Newell: We worked on it very hard. He's got a little twang of a London working-class accent called "mockney" because the character is not royalty. Nobody else in the world will notice that, but I'm not sure yet how the English will feel about it.

This movie clearly is made for a global audience. As a filmmaker, how do you do that without making something too homogenous?

Newell: Making it homogenous is a terrible danger. If I'm in the mood to be hyper self-critical, I would say perhaps I allowed (the movie) to become a little homogenous, but I'm not sure. Then again, I hope people are being entertained at such speed, with such vigor and inventiveness that I'm actually wrong about that fact. Or that they don't notice.

Budgets are being tightened all over town. Was there anything you wanted to do but couldn't?

Newell: There was a chase sequence through a valley -- high in the desert mountains full of tombs -- where all sorts of stuff happens, like people falling down and stone-age machinery going wrong. It was very entertaining but budgeted at $14 million. It was a huge amount of money to spend on what was in the end about a page and a half of script. We took it out and wrote another way of doing it.

"Persia" is based on a video game. Did you ever play it?

Newell: I was completely hopeless at the game. It's a very athletic game that depends on the hero evading all sorts of traps like Indiana Jones. I ran him into traps out of which he never emerged. I couldn't tell you the number of times I dropped him in the revolving knives.

Most of the production was in Morocco. What was the most difficult part of that shoot?

Newell: Partly the dust. The dust is filthy, it's red and it gets absolutely everywhere. At the end of a day's work, between the dust and the (sunscreen), we were covered in half-baked clay. I would walk into the shower and shower my clothes off. The humid heat was also difficult to take. But then you'd have a rainstorm of such fierceness, you have to be careful you don't actually get washed out of the ravine that you're shooting in.

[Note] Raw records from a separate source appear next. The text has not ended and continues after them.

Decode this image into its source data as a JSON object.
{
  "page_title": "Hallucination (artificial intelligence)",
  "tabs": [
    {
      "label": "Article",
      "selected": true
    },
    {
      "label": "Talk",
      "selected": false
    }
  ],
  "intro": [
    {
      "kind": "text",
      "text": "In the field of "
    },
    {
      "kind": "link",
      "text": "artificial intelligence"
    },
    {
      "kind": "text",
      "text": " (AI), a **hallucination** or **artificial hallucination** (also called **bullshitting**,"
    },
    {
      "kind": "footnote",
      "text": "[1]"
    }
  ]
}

There are some very creative scenes involving racing ostriches. Are they decent actors?

Newell: The ostrich is a huge bird that stands 8 or 9 feet, but it is so dim. The damn things would only run straight. I wanted them to run around a circular track, but as soon as the ostrich moves into the curved bit of wall, it thinks that's the end. Its instincts tell it to climb the wall and away to freedom. So we had to give them a straight track and a lot of brave men to catch them at the end of that track.

What are you most worried about when a movie opens, box office or reviews?

Newell: Not the opening weekend. When you're starting off as a filmmaker, you're making little movies that only screen in half a dozen theaters. So the boxoffice can't mean anything, and the criticism means a tremendous amount. That sticks with you. Being judged by anybody is important with me.

So you don't feel pressure to make hundreds of millions of dollars on this film?

Newell: It's not a little personal movie, so to some extent, yes. It would be very naive of me to think that part of the intention of the people who invest so enormously in this thing is not to get their money back -- they should get their money back. It's very exciting to have this great big machine under your hands so long as you understand what the machine seeks to do.

Having done indies, big popcorn films, British films, American films, star-driven films, special-effect-laden films and television work, what else is there for you to try?

Newell: I've got a knapsack that has four or five absolutely glorious projects that I'll be able to roll out soon. There's a "Three Musketeers"-type story, a modern thriller based on something that actually happened in Britain about three years ago, and a children's film I've wanted to make for a long time as an adaptation of a Dickens novel.